Except for historical information and discussion contained herein, statements contained in this release constitute forward-looking statements within the meaning of the Private Securities Litigation Reform Act of 1995. Such statements include, but are not limited to, statements identified by words such as “believes,” “expects,” “anticipates,” “estimates,” “intends,” “plans,” “targets,” “projects” and similar expressions. These forward-looking statements include, but are not limited to, statements regarding benefits of the acquisition, integration plans and expected synergies and anticipated future financial and operating performance and results, including estimates for growth. The statements in this release are based upon the current beliefs and expectations of Cogent’s management and are subject to significant risks and uncertainties.

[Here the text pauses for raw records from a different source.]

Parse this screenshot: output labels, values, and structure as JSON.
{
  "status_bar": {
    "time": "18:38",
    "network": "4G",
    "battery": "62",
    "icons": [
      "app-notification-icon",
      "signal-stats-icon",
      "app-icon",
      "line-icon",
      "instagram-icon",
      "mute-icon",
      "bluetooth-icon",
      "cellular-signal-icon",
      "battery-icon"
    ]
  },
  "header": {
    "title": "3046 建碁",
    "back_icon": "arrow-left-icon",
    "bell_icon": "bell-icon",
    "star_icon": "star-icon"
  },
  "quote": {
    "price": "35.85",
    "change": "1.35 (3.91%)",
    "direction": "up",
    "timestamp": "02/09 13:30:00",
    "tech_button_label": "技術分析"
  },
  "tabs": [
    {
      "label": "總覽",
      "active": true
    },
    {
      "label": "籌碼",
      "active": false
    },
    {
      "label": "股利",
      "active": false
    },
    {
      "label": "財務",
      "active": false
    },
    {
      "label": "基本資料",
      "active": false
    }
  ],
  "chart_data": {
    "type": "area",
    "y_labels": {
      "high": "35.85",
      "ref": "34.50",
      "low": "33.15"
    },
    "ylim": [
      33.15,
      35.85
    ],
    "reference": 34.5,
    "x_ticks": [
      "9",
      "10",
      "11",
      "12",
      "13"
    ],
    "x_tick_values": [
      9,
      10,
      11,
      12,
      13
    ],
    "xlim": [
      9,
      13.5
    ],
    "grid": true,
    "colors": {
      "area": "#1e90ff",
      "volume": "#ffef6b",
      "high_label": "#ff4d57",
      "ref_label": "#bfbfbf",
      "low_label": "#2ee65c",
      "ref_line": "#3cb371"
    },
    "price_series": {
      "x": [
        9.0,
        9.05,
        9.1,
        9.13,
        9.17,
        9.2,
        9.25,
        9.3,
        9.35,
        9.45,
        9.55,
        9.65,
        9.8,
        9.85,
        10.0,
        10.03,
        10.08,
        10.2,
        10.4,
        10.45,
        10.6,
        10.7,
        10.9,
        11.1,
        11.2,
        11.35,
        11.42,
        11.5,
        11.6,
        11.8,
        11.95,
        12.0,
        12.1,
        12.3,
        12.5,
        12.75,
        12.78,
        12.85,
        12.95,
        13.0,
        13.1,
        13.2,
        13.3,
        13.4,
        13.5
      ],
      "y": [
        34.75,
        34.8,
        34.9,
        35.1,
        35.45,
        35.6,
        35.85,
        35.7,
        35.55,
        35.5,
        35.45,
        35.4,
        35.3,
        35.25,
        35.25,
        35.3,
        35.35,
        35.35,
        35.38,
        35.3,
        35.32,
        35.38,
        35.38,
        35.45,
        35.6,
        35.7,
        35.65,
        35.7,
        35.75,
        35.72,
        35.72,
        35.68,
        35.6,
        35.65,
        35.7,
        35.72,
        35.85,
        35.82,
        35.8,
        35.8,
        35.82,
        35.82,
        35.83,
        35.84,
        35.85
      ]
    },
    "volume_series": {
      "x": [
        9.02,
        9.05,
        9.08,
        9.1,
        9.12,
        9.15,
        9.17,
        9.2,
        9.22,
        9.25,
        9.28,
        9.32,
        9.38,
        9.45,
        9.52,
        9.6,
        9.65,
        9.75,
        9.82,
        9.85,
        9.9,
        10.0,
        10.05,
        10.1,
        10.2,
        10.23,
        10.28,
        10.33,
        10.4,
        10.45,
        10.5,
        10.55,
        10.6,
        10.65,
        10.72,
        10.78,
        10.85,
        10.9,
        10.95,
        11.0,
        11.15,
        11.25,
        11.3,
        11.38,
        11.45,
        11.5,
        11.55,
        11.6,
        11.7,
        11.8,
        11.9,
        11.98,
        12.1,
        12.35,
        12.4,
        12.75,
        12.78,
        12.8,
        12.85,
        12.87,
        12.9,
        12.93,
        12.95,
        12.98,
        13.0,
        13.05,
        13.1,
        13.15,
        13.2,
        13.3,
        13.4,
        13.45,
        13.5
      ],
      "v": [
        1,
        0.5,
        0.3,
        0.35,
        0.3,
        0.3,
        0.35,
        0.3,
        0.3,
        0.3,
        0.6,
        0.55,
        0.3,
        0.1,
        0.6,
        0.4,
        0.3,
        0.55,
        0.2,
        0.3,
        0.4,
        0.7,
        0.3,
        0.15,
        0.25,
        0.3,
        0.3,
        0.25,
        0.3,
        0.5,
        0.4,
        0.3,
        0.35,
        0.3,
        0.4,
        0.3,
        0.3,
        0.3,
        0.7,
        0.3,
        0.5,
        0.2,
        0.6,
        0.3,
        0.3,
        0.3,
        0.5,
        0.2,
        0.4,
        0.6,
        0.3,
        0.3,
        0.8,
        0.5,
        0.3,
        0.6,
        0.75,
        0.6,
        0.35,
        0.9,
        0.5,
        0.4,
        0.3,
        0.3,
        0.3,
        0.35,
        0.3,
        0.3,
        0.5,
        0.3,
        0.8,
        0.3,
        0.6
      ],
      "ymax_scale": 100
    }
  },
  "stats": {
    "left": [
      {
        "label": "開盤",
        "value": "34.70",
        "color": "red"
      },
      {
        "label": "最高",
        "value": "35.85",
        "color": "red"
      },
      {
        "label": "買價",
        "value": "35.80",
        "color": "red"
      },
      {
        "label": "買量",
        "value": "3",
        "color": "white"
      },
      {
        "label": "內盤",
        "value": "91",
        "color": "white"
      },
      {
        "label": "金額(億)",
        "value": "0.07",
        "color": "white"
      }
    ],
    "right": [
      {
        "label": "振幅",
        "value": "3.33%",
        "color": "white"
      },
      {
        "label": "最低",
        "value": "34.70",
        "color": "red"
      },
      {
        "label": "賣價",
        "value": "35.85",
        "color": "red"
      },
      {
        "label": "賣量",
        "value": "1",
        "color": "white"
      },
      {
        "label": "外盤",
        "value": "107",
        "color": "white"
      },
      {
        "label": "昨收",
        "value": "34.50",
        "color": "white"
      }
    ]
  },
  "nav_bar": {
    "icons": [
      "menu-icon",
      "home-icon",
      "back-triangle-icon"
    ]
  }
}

Actual results may differ from those set forth in the forward-looking statements. Numerous factors could cause or contribute to such differences, including risks related to the acquisition of T-Mobile’s Wireline Business by Cogent and related transactions, such as the risk that any announcements relating to the transaction could have adverse effects on the market price of Cogent’s common stock; the risk that the transaction and its consummation could have an adverse effect on the ability of Cogent to retain customers, to retain and hire key personnel or to maintain relationships with its suppliers and customers and on its operating results and businesses generally; the risk that problems may arise in successfully integrating the businesses of the companies, which may result in the combined company not operating as effectively and efficiently as expected; the risk that the combined company may be unable to achieve cost-cutting synergies or that it may take longer than expected to achieve those synergies and other factors; and other risks discussed from time to time in Cogent’s filings with the Securities and Exchange Commission, including, without limitation, Cogent’s Annual Report on Form 10-K for the year ended December 31, 2022. Cogent undertakes no duty to update any forward-looking statement or any information contained in this press release or in other public disclosures at any time.